For much of the past three years, Wall Street’s bullish trajectory seemed unassailable. However, in recent months, major indices such as the S&P 500, Nasdaq Composite, and Dow Jones Industrial Average have encountered significant volatility, having recently achieved milestones of 7,000, 24,000, and 50,000, respectively. In contrast, the past six weeks have proven tumultuous for investors, with the Dow and Nasdaq briefly entering correction territory while the S&P 500 neared a double-digit decline, largely due to uncertainties stemming from the ongoing conflict in Iran.
On February 28, military operations initiated by U.S. and Israeli forces against Iran led to the closure of the Strait of Hormuz, a vital waterway through which approximately 20% of global oil exports pass daily. This disruption has exacerbated supply concerns, driving crude oil prices to significant highs and prompting rapid responses in the market.
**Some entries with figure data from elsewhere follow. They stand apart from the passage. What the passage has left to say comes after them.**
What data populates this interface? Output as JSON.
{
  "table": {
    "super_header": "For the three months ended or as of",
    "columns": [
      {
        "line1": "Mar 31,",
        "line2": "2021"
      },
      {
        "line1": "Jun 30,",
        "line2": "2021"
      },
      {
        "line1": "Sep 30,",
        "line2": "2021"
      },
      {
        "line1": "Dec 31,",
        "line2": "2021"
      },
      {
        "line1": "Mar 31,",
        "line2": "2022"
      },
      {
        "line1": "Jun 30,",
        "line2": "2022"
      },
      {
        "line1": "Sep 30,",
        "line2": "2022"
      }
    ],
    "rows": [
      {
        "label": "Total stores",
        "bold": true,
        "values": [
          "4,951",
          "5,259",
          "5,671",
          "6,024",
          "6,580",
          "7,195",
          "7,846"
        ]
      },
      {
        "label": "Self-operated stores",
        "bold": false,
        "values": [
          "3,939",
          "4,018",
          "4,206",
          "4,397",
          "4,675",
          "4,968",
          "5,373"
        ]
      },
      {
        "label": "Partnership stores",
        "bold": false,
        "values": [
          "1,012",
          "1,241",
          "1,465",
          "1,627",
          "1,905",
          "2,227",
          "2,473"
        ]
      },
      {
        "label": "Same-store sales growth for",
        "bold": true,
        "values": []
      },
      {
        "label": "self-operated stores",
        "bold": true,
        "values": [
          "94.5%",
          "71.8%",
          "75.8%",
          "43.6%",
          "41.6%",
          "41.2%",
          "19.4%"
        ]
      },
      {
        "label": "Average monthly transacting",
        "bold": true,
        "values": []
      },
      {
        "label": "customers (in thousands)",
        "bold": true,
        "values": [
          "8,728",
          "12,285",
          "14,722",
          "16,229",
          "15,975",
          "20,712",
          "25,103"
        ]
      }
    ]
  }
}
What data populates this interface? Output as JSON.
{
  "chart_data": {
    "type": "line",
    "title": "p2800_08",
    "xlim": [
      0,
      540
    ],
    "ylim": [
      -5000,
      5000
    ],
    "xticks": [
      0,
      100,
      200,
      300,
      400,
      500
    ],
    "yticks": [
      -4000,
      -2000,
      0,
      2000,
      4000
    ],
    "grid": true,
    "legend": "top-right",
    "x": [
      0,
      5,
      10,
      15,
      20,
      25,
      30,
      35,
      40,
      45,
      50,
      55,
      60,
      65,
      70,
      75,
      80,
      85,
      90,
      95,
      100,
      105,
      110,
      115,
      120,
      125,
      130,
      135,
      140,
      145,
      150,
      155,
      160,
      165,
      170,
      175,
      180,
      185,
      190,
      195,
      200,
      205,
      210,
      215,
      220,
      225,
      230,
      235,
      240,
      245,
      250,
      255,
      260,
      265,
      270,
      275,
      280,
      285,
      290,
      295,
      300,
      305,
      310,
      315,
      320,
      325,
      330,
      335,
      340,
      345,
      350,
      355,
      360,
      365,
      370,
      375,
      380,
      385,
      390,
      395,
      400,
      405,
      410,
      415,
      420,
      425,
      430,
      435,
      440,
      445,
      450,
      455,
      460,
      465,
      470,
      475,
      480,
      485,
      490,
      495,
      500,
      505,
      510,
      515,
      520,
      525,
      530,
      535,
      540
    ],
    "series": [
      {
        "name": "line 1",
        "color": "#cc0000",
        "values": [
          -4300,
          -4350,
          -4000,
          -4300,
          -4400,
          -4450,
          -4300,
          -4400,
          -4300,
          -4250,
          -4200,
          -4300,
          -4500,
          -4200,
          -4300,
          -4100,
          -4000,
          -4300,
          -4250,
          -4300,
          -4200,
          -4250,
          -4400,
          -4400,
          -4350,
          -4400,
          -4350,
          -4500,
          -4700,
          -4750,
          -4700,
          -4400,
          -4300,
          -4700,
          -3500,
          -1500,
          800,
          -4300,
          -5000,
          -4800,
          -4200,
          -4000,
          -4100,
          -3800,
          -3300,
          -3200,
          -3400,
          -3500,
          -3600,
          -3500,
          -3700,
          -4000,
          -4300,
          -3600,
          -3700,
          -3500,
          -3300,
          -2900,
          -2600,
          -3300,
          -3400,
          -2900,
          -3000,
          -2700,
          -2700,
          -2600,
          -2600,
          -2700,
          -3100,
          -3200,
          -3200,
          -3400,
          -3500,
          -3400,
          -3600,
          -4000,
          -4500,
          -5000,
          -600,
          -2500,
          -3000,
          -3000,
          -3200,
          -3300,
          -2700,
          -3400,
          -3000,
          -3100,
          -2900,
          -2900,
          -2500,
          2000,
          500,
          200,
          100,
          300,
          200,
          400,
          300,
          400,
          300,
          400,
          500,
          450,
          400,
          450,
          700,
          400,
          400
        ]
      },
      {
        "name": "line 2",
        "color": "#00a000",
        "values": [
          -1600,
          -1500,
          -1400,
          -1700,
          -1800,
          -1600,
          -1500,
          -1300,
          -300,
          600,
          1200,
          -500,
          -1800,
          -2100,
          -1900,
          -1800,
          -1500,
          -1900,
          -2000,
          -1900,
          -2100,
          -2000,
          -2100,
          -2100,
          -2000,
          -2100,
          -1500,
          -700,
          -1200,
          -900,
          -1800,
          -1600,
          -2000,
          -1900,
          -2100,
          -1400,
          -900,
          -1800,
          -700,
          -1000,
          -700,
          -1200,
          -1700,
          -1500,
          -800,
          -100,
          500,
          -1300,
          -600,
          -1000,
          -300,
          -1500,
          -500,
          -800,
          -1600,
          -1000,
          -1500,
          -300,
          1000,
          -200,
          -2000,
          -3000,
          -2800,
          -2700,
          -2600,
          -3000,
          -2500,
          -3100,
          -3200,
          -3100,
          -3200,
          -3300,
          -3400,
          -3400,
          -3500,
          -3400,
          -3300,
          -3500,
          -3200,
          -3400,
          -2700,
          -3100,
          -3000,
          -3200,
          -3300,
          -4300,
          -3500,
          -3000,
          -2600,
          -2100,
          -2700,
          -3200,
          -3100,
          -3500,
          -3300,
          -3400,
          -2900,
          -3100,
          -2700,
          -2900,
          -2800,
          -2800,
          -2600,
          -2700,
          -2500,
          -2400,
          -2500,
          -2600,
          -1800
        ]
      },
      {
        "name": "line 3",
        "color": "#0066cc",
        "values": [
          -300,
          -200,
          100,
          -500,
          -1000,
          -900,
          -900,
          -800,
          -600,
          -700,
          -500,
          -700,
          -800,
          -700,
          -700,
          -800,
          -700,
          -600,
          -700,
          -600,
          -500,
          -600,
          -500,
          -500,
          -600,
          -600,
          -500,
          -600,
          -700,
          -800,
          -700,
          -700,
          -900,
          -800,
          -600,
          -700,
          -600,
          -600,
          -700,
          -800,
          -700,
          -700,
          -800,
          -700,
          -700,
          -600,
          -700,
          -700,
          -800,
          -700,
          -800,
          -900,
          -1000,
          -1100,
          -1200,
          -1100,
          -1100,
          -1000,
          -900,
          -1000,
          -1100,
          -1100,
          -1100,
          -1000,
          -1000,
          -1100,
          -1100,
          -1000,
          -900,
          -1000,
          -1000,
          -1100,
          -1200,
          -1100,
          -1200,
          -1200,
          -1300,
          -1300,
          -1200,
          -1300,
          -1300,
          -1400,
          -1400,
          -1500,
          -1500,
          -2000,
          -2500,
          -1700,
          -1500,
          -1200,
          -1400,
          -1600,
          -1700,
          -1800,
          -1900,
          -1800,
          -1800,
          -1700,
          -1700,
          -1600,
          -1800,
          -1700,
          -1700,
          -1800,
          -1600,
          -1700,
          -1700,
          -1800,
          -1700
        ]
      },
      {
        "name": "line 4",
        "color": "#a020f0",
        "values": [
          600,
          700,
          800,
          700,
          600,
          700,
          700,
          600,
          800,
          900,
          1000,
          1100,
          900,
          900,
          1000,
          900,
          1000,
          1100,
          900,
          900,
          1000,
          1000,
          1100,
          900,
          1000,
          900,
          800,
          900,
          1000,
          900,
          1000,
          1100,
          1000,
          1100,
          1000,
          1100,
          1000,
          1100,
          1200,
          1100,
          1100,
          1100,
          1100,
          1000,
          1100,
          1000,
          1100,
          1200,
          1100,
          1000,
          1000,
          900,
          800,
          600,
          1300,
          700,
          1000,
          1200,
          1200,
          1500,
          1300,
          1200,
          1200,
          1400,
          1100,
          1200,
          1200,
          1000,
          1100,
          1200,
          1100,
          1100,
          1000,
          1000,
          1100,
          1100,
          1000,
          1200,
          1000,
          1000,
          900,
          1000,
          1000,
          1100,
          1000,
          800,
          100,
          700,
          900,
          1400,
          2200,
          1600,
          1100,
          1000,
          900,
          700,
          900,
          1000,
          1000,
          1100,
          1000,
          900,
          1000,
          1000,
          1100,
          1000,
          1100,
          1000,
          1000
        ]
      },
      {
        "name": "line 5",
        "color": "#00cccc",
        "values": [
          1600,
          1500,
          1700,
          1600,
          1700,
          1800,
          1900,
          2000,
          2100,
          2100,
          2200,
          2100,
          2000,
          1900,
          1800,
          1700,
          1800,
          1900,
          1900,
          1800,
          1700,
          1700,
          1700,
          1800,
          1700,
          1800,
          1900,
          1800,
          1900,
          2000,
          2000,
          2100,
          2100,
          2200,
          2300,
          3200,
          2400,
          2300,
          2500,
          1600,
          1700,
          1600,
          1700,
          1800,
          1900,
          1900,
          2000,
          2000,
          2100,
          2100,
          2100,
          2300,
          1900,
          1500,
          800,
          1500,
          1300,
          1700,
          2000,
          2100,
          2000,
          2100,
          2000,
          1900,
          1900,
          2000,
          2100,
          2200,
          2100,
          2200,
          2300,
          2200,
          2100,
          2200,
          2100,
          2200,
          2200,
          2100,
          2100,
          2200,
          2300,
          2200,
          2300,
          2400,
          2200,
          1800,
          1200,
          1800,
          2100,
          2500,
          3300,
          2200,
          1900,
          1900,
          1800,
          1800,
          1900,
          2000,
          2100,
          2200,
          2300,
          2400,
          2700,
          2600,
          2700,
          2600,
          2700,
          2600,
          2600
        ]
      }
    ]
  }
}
Consequently, consumers are witnessing higher petrol prices, with the national average for regular gas leaping 36% to $4.08 per gallon. Diesel has seen an even sharper increase, rising 46% to $5.51 per gallon. While elevated gas prices will undoubtedly strain consumer finances, economists express greater concern over the broader inflationary effects stemming from this energy crisis, which could destabilise financial markets.
As the situation unfolds, the Federal Reserve is facing increasing scrutiny regarding its inflation forecasts. March inflation figures are expected to reveal a rise from the previous 12-month rate of 2.4%, potentially reaching around 3.25%. Analysts foresee that this sharp increase may compel the Federal Reserve to reconsider its interest rate policies, with the prospect of rate hikes emerging as a distinct possibility.